Chroniques

par bertrand bolognesi

Die Dreigrochenoper | L’opéra de quat’ sous
opéra de Kurt Weill (version de concert)

Théâtre des Champs-Élysées, Paris
- 14 juin 2009
le compositeur allemand Kurt Weilln auteur de Die Dreigroschenoper
© dr

Comme pour mieux se préparer à l’actualité de septembre prochain, le public parisien s’est trouvé nombreux, ce soir, à venir écouter Die Dreigroschenoper concocté en 1928 par Kurt Weill sur le texte de Bertolt Brecht, bientôt projeté sur les écrans, en deux versions (allemande et française) grâce au regard de Pabst (1931). C’est, en effet, une double présence du dramaturge et du musicien à laquelle il pourra goûter à la fin de l’été, puisque Die sieben Todsünden prendront l’avenue Montaigne, dans une mise en scène de Juliette Deschamps, au moment même où, au Théâtre de la Ville, le Berliner Ensemble jouera Die Dreigroschenoper dans une réalisation de Bob Wilson. Et à parler de Weill, signalons au passage la future création française de Street Scene Opera, œuvre de la période américaine (1947) dont l’Opéra de Toulon confiera la production à Olivier Bénézech en mars.

L’Opéra de quat’sous, autrement dit l’irrévérencieuse passion imaginée par deux illustres berlinois comme en contaminatio actualisé de The Beggar’s opera de Pepusch et Gay (d’ailleurs arrangé en 1947 par Benjamin Britten), voilà qui pourrait surprendre dans l’élégance raffinée des marbres de Bourdelle ornant le bâtiment de Van de Velde et Perret, dans la lumière de Lalique tamisant les tendres couleurs de Denis. C’est que ce Dreigroschenoper-là s’accommode aisément de ce luxe, offrant aux joyaux d’une distribution inattendue le soutien d’un excellent ensemble instrumental.

Outre la remarquable prestation des artistes du Chorus sine nomine, dirigés par la salutaire exigence de Johannes Hiemetsberger, les numéros sont accompagnés avec le plus grand soin par les excellents musiciens de Klangforum Wien, cette formation que l’on entend depuis plus de vingt ans dans l’avant-garde musicale contemporaine sous des baguettes expertes en la matière. HK Gruber, inclassable compositeur, dirige cette exécution sertie dans des bois précieux, endossant lui-même le rôle de Peachum auquel il prête un gosier âcre et rocailleux qui fait florès. De fait, le peu de préoccupation de Weill quant à la modernité trouve un convainquant écho dans la précision et la qualité d’un concert qui en révèle toute l’inscription baroque, pourrait-on dire, intégrant jusqu’au Jazz-Stil cherau compositeur. L’Hochzeitslied, joyeusement vociféré par l’orchestre, fait d’autant plus contraster de drôlerie cette dentelle !

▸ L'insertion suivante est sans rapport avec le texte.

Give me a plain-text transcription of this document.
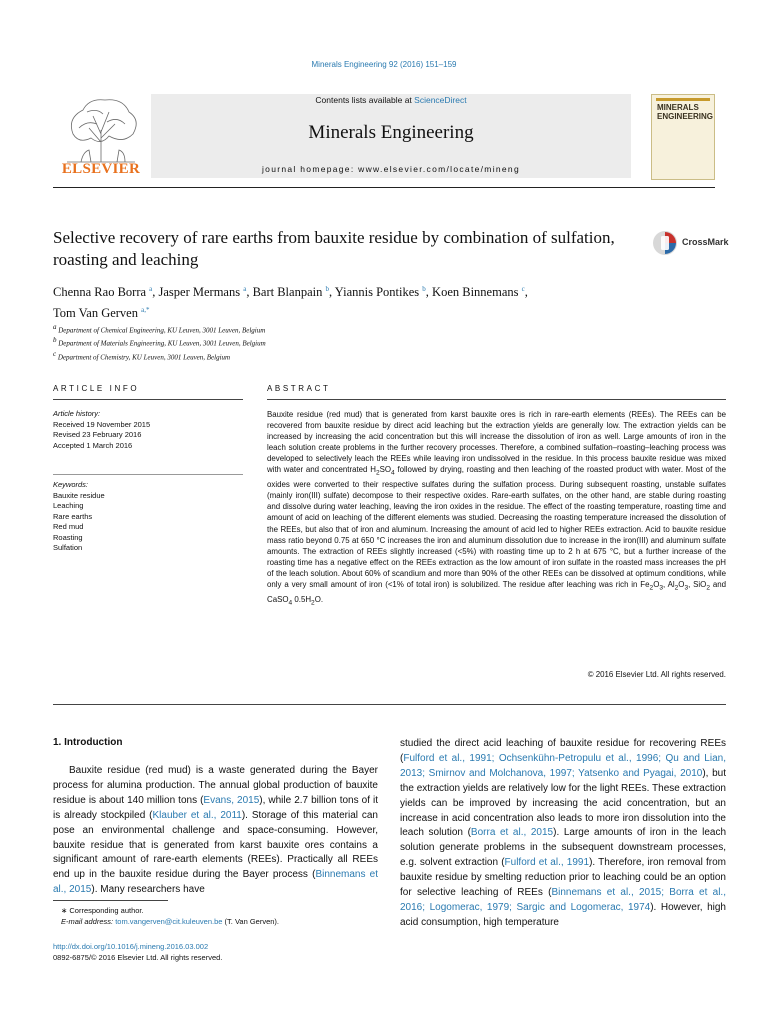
Minerals Engineering 92 (2016) 151–159
ELSEVIER
Contents lists available at ScienceDirect
Minerals Engineering
journal homepage: www.elsevier.com/locate/mineng
MINERALS ENGINEERING
Selective recovery of rare earths from bauxite residue by combination of sulfation, roasting and leaching
CrossMark
Chenna Rao Borra $^a$, Jasper Mermans $^a$, Bart Blanpain $^b$, Yiannis Pontikes $^b$, Koen Binnemans $^c$,
Tom Van Gerven $^{a,*}$
$^a$ Department of Chemical Engineering, KU Leuven, 3001 Leuven, Belgium
$^b$ Department of Materials Engineering, KU Leuven, 3001 Leuven, Belgium
$^c$ Department of Chemistry, KU Leuven, 3001 Leuven, Belgium
ARTICLE INFO	ABSTRACT
Article history:
Received 19 November 2015
Revised 23 February 2016
Accepted 1 March 2016
Keywords:
Bauxite residue
Leaching
Rare earths
Red mud
Roasting
Sulfation
Bauxite residue (red mud) that is generated from karst bauxite ores is rich in rare-earth elements (REEs). The REEs can be recovered from bauxite residue by direct acid leaching but the extraction yields are generally low. The extraction yields can be increased by increasing the acid concentration but this will increase the dissolution of iron as well. Large amounts of iron in the leach solution create problems in the further recovery processes. Therefore, a combined sulfation–roasting–leaching process was developed to selectively leach the REEs while leaving iron undissolved in the residue. In this process bauxite residue was mixed with water and concentrated $H_2SO_4$ followed by drying, roasting and then leaching of the roasted product with water. Most of the oxides were converted to their respective sulfates during the sulfation process. During subsequent roasting, unstable sulfates (mainly iron(III) sulfate) decompose to their respective oxides. Rare-earth sulfates, on the other hand, are stable during roasting and dissolve during water leaching, leaving the iron oxides in the residue. The effect of the roasting temperature, roasting time and amount of acid on leaching of the different elements was studied. Decreasing the roasting temperature increased the dissolution of the REEs, but also that of iron and aluminum. Increasing the amount of acid led to higher REEs extraction. Acid to bauxite residue mass ratio beyond 0.75 at 650 °C increases the iron and aluminum dissolution due to increase in the iron(III) and aluminum sulfate amounts. The extraction of REEs slightly increased (<5%) with roasting time up to 2 h at 675 °C, but a further increase of the roasting time has a negative effect on the REEs extraction as the low amount of iron sulfate in the roasted mass increases the pH of the leach solution. About 60% of scandium and more than 90% of the other REEs can be dissolved at optimum conditions, while only a very small amount of iron (<1% of total iron) is solubilized. The residue after leaching was rich in $Fe_2O_3$, $Al_2O_3$, SiO$_2$ and CaSO$_4$ $0.5H_2O$.
© 2016 Elsevier Ltd. All rights reserved.
1. Introduction

Bauxite residue (red mud) is a waste generated during the Bayer process for alumina production. The annual global production of bauxite residue is about 140 million tons (Evans, 2015), while 2.7 billion tons of it is already stockpiled (Klauber et al., 2011). Storage of this material can pose an environmental challenge and space-consuming. However, bauxite residue that is generated from karst bauxite ores contains a significant amount of rare-earth elements (REEs). Practically all REEs end up in the bauxite residue during the Bayer process (Binnemans et al., 2015). Many researchers have

studied the direct acid leaching of bauxite residue for recovering REEs (Fulford et al., 1991; Ochsenkühn-Petropulu et al., 1996; Qu and Lian, 2013; Smirnov and Molchanova, 1997; Yatsenko and Pyagai, 2010), but the extraction yields are relatively low for the light REEs. These extraction yields can be improved by increasing the acid concentration, but an increase in acid concentration also leads to more iron dissolution into the leach solution (Borra et al., 2015). Large amounts of iron in the leach solution generate problems in the subsequent downstream processes, e.g. solvent extraction (Fulford et al., 1991). Therefore, iron removal from bauxite residue by smelting reduction prior to leaching could be an option for selective leaching of REEs (Binnemans et al., 2015; Borra et al., 2016; Logomerac, 1979; Sargic and Logomerac, 1974). However, high acid consumption, high temperature

∗ Corresponding author.
E-mail address: tom.vangerven@cit.kuleuven.be (T. Van Gerven).
http://dx.doi.org/10.1016/j.mineng.2016.03.002
0892-6875/© 2016 Elsevier Ltd. All rights reserved.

De même la distribution vocale détourne-t-elle l’écoute vers l’opéra, les chanteurs usant toutefois avec une verve différente d’un bel appareil lyrique dont ils réservent la plastique à d’autres soirées. D’abord peu audible, plutôt fade et même rarement juste, Ian Bostridge surprendra par des demi-teintes dont la grâce n’est pas antagoniste avec le rôle du Surineur, grand charmeur de ces dames. Le soprano Dorothea Röschmann use intelligemment d’une certaine âpreté de couleur qu’elle lie d’un phrasé somptueux dans la partie de Polly. On retrouve avec plaisir Hanna Schwarz en Cecilia Peachum à l’émission puissante et à la présence idéale. De même Florian Boesch satisfait-il par la fermeté de son baryton en Tiger Brown. Dans le rôle de Lucy, le mezzo Cora Burggraaf suscite l’enthousiasme par l’incroyable impact de sa voix, grand format, et fait figure de découverte de la soirée. La légère Jenny n’est autre qu’Angelika Kirchschlager, goualeuse à souhait, qui semble connaître beaucoup de joie à explorer toujours plus un répertoire qu’elle servira ici-même en septembre (comme annoncé plus haut). Face à l’enthousiasme du public, quatre bis seront offert, sorte de digest de l’œuvre.